¿De qué manera le damos las gracias al Señor por la abundancia que recibimos a través de Cristo? A medida que nos abrimos camino en la vida, podemos expresar día a día nuestra gratitud por la presencia y la guía de Dios, perdurables en el tiempo. Dios nos amó tanto que nos envió a su amado Hijo para mostrarnos cómo vivir y morir de modo tal que pudiéramos alcanzar la salvación. Esta es nuestra herencia, nuestra fe y nuestra vocación. En la Misa nos unimos en la fe para conmemorar la muerte y la Resurrección del Señor, el mayor don que él nos concedió. Una forma de “vivir” nuestra alabanza al Señor es a través de nuestras acciones, compartiendo nuestra abundancia con el prójimo.
Todos los años, la Campaña del Arzobispo nos ofrece la oportunidad de llegar a aquellas personas de nuestra comunidad que se encuentran en situaciones de extrema necesidad. Hermanos y hermanas nuestros que carecen de un techo, alimentos adecuados, servicios de salud y atención en salud mental, todos aquellos que no tienen acceso a la educación y quienes están enfermos, en prisión y al borde de la muerte dependen de nuestra generosidad. Las necesidades son enormes.

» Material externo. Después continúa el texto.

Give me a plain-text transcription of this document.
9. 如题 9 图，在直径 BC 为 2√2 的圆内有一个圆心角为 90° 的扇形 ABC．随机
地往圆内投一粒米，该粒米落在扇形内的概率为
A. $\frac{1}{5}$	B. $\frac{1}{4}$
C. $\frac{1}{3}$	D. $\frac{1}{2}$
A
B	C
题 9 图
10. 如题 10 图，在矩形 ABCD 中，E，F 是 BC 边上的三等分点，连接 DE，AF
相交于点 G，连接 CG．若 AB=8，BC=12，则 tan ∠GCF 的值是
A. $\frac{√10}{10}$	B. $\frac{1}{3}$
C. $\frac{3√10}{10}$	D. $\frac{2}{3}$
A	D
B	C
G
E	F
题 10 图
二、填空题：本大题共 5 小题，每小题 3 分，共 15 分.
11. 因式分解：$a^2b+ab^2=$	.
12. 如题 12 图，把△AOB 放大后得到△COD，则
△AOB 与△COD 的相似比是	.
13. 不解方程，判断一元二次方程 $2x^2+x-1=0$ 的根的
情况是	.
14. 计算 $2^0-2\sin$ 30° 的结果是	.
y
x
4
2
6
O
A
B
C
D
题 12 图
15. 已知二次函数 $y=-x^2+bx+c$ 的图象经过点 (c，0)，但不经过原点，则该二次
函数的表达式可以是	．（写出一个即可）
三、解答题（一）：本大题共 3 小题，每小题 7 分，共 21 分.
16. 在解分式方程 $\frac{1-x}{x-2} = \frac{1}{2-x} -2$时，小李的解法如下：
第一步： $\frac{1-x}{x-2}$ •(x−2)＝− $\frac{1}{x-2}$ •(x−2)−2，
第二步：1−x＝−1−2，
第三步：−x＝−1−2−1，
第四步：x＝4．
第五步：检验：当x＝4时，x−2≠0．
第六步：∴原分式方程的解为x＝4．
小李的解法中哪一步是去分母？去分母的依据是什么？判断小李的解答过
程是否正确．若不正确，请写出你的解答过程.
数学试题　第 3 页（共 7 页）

“Cada dólar que usted dona a través de la Campaña del Arzobispo llega a programas y obras de caridad que nutren al pueblo de Dios, física, moral y espiritualmente”. Lo invito a asumir un compromiso generoso y lleno de sacrificio como contribución a la Campaña de este año.
Nuestras oraciones, nuestras donaciones y nuestro compromiso llevarán el amor de Cristo resucitado a nuestra comunidad. ¡Qué forma maravillosa de dar gracias al Señor!
Homilía para el Fin de Semana del Compromiso. (mp3 format / 8.3mb)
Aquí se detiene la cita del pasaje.